Martine Cuypers, Université de Dublin
"
Formal Aspects of the Simile in Apollonius’ Argonautica"
This article analyses syntactic, pragmatic and semantic aspects of Apollonius’ epic similes in comparison with the similes of the Iliad and Odyssey. It analyses the semantic and grammatical connections and transitions between tenor and vehicle (conjunction, pivot, resumption, pre- versus appositive similes); tense/aspect/mood; and Apollonius’ use of satellites such as (epic) τε and ἄρα and other ‘paraformulaic’ phenomena.

Julia Del Treppo, Université Paris Sorbonne
"Imiter Homère : sur la tmèse chez Apollonios de Rhodes"

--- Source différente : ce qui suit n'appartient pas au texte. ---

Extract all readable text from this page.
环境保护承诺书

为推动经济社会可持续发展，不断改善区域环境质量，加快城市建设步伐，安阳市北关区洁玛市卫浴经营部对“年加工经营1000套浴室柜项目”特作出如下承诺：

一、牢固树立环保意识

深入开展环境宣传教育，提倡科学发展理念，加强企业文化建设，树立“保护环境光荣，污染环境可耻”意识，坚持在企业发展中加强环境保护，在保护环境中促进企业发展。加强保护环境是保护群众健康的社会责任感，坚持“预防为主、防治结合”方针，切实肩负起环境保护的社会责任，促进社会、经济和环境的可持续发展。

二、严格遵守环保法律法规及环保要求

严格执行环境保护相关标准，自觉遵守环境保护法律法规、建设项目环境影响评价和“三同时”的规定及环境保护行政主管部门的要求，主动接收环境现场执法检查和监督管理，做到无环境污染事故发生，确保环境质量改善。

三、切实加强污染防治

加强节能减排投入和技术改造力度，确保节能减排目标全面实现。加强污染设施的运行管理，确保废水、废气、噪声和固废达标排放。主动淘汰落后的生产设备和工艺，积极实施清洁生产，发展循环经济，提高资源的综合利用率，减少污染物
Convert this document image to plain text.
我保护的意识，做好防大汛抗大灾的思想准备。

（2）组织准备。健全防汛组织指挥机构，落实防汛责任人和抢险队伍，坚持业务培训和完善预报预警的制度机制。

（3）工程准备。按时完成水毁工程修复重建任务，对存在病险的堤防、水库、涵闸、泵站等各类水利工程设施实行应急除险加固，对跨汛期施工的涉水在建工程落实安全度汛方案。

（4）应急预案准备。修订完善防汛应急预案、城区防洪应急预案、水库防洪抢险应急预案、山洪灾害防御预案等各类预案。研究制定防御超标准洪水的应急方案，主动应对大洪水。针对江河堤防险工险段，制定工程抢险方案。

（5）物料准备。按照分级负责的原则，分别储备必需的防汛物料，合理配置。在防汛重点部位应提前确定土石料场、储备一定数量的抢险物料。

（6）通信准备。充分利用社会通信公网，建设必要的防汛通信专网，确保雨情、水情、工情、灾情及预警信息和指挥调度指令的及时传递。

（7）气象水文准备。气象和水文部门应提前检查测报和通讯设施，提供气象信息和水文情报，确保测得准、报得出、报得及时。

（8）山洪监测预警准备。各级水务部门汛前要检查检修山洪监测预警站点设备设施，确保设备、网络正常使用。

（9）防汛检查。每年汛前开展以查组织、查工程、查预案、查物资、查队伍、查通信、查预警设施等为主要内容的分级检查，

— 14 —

La présente communication étudie la syntaxe de la tmèse chez Apollonios de Rhodes, en comparant les contraintes syntaxiques rencontrées pour ce phénomène dans les Argonautiques à celles observées dans les poèmes homériques. Cette question syntaxique offre une entrée féconde dans l’étude du style épique d’Apollonios, en soulevant la question stylistique de l’imitation de la langue homérique dans la création des énoncés et des vers apolloniens.
On s’interroge d’abord sur les verbes employés par Apollonios en tmèse, afin d'évaluer si le poète crée d’autres associations verbe-préverbe en tmèse que celles d’Homère, ou bien s’il s’en tient à la citation de celles qu’il connaît chez Homère.
Les caractéristiques syntaxiques étudiées sont ensuite notamment celle de la rection prépositionnelle ou non prépositionnelle de la préposition-préverbe en tmèse (Horrocks 1981, Hajnal 2004), qui permet d’identifier les emplois de la tmèse comme anaphore zéro du régime de la préposition-préverbe. Nous étudions également la position initiale ou non de celle-ci dans la phrase, ou encore la fonction du syntagme ou des syntagmes présents entre elle et le verbe.
Au regard de ces critères, on trouve dans la langue d’Apollonios la même multiplicité d’emplois que celle qu’on trouve dans la langue homérique. Apollonios semble toutefois présenter une plus grande régularité dans l’ordre des mots, et assigner plus régulièrement une position à un type d’emploi, en une forme d’hypercorrection stylistique.
Cette communication cherche également la trace de l’interprétation stylistique de la tmèse lisible dans les scholies à Homère, dont certaines remontent à la période alexandrine : certaines scholies analysent la tmèse homérique comme une figure de style rehaussant la violence des actions. L’emploi de la tmèse chez Apollonios ne permet pas en réalité de déceler cette interprétation, et l’imitation de la langue homérique par Apollonios de Rhodes se révèle plus précise que cette lecture réductrice.

Eric Dieu, Université Toulouse II
"Le meilleur et le pire chez Apollonios de Rhodes, ou de l’art d’être plus “homérique” qu’Homère"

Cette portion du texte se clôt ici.